Secure America's Future Economy (SAFE) Advocating smaller, more focused, less costly government since 1996
February 26, 2018
The Honorable Kevin Brady 1011 Longworth House Office Building Washington, DC 20515
Dear Representative Brady:
SAFE supported the GOP tax bill last fall despite concerns about the magnitude of the estimated revenue losses (some $1 trillion over the next decade). We didn't think it went far enough in eliminating tax preferences, which is the hallmark of true "tax reform," but were of the understanding that a fair number of special interest tax breaks would be allowed to expire. Assessing Republican tax plan, 11/13/17.

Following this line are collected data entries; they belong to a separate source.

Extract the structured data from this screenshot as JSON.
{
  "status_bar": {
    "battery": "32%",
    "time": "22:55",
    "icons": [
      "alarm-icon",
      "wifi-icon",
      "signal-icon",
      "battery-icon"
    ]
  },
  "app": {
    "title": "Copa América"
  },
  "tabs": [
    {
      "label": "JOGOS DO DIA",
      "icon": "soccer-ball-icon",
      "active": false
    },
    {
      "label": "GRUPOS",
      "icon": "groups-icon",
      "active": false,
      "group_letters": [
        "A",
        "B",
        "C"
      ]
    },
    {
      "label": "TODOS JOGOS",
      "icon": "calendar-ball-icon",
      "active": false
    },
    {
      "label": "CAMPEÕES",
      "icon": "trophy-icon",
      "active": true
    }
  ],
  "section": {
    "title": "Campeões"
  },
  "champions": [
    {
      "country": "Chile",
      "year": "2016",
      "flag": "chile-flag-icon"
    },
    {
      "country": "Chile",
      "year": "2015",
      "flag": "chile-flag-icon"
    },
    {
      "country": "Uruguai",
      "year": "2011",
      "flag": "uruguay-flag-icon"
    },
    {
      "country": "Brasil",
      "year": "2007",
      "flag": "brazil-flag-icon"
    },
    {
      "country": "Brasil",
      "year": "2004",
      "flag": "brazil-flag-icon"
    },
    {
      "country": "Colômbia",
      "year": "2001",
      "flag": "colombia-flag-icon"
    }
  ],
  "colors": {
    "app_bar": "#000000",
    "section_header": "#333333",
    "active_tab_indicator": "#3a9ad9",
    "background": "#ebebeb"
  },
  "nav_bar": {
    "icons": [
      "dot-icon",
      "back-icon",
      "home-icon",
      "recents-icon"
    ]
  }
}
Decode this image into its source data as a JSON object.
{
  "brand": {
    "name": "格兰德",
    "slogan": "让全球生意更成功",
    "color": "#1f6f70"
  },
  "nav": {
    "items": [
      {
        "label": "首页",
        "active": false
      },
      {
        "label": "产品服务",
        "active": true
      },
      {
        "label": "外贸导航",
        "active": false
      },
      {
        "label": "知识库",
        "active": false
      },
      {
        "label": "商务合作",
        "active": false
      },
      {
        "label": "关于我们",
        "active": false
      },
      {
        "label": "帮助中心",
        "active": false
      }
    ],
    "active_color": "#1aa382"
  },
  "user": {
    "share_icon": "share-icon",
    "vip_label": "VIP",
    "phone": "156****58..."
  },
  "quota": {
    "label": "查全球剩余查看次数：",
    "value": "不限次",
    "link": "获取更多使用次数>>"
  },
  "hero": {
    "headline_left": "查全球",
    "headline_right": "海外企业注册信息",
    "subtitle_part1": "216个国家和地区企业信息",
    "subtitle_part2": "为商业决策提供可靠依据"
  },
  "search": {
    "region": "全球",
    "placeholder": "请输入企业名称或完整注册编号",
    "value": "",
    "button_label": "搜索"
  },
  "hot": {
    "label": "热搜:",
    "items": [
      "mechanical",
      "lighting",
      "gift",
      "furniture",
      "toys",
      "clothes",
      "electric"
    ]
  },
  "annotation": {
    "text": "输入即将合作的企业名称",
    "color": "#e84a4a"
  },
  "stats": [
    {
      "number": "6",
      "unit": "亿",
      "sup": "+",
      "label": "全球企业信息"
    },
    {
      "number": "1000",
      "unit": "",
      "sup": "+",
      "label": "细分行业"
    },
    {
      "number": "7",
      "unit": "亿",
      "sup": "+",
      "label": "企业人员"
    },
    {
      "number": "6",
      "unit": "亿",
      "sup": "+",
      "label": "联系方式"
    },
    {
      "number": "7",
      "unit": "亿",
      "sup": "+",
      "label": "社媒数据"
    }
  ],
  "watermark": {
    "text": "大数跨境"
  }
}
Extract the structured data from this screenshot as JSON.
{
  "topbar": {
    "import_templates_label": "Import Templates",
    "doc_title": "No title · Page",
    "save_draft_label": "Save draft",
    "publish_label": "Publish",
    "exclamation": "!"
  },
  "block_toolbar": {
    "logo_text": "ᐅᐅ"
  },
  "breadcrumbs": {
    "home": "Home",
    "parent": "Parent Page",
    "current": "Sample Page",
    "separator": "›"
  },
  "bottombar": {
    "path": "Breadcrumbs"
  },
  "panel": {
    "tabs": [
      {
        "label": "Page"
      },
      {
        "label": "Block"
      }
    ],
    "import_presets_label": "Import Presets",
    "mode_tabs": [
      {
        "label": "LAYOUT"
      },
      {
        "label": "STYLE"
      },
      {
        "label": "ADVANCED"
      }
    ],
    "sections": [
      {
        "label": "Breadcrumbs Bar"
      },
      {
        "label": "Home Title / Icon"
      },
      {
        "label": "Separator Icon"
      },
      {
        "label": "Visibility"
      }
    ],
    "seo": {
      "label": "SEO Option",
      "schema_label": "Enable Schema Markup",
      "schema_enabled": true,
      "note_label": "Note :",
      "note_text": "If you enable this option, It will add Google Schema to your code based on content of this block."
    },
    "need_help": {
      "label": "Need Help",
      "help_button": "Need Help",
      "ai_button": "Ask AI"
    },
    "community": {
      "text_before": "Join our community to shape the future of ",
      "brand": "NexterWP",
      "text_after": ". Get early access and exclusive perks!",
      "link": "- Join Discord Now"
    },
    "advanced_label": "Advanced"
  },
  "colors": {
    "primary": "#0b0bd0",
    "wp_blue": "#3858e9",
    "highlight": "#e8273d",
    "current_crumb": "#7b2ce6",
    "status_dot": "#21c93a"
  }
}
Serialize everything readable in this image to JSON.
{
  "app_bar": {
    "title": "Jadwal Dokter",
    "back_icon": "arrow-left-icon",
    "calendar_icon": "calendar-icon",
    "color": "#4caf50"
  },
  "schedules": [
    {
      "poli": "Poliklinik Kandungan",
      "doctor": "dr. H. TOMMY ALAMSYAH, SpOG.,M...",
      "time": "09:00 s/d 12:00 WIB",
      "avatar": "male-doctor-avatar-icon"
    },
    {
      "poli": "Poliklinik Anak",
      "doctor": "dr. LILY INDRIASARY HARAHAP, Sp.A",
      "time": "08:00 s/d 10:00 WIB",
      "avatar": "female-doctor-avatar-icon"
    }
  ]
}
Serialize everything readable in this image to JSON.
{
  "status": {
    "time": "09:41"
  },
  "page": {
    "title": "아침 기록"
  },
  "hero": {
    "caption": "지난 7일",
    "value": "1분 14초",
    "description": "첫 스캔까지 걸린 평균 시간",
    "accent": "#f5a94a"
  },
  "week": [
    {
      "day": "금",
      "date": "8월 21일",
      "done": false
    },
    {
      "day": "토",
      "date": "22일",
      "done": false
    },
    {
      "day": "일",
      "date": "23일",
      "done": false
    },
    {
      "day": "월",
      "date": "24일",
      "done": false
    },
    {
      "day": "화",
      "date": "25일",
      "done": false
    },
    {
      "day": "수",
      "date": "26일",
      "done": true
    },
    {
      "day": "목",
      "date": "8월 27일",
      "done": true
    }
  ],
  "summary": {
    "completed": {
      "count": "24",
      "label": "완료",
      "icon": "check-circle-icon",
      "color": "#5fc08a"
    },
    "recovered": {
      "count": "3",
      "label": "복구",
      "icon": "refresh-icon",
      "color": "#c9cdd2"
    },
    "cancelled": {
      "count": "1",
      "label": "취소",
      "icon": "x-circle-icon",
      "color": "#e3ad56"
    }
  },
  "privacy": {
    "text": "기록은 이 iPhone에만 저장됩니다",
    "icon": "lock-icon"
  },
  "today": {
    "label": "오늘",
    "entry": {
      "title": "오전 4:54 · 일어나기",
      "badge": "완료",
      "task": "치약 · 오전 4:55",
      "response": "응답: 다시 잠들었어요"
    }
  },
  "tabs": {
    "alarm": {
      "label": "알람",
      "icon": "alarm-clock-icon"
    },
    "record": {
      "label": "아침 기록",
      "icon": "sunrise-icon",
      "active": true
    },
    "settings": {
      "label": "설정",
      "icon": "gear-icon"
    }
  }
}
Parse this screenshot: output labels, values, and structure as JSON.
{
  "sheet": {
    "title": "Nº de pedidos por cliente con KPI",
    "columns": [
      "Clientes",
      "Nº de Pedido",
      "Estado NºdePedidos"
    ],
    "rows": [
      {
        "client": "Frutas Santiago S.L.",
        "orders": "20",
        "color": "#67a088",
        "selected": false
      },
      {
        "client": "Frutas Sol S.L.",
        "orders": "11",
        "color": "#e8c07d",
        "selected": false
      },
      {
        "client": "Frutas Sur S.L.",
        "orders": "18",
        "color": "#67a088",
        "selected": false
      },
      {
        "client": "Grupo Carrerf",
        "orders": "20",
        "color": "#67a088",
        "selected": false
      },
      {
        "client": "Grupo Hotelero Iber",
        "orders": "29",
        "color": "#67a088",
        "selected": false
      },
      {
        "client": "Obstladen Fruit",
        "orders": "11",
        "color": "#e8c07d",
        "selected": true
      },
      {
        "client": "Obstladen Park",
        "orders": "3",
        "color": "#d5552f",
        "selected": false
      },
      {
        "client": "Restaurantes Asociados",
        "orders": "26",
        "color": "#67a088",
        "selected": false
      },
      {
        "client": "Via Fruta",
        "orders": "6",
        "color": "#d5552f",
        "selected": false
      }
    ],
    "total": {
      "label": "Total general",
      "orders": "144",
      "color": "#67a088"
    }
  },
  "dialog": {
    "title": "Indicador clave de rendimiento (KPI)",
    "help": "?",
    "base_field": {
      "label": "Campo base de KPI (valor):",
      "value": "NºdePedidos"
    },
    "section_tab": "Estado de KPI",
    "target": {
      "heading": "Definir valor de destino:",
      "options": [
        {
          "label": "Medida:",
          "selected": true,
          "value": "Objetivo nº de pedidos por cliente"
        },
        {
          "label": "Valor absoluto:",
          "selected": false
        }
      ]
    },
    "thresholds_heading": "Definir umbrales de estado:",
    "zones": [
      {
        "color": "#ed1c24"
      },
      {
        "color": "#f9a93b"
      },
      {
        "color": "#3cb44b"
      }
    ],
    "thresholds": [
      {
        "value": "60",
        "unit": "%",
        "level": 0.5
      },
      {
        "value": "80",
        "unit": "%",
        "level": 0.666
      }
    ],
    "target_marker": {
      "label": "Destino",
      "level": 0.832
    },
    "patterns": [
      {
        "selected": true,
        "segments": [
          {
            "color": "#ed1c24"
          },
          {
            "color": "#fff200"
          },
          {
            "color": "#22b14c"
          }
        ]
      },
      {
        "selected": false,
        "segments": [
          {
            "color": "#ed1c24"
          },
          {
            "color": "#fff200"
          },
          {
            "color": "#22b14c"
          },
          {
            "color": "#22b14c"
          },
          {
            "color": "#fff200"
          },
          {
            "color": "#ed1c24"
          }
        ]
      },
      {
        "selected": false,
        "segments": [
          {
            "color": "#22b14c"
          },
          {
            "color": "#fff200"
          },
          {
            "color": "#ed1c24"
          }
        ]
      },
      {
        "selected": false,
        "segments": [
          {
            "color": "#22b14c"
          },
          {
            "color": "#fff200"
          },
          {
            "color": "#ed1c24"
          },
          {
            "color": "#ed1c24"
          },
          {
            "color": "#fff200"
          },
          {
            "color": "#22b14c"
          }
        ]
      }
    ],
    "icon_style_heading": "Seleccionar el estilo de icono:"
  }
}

Imagine our shock when details of the recent budget deal became public shortly before the deadline for voting on this "must pass" legislation. Dozens of tax preferences that had been excluded from the tax bill were being restored - not only deepening overall revenue losses but distorting decision-making throughout the economy to the benefit of no one but the special interests concerned. What possible justification could there be for this other than sheer political expediency? More shutdown frenzy, mediocre results, 2/12/18.
When asked about this outcome afterwards, you were quoted that the "extenders" would be rigorously reviewed next time (basically the same thing had been said in 2015). Kevin Brady: Temporary tax breaks make "zero sense" post-tax reform, Joseph Lawler, Washington Examiner, 2/15/18. Under the circumstances, such assurances hardly seem good enough.
You should reopen this subject promptly, in our view, and abolish every single one of the special tax preferences that were sneaked though.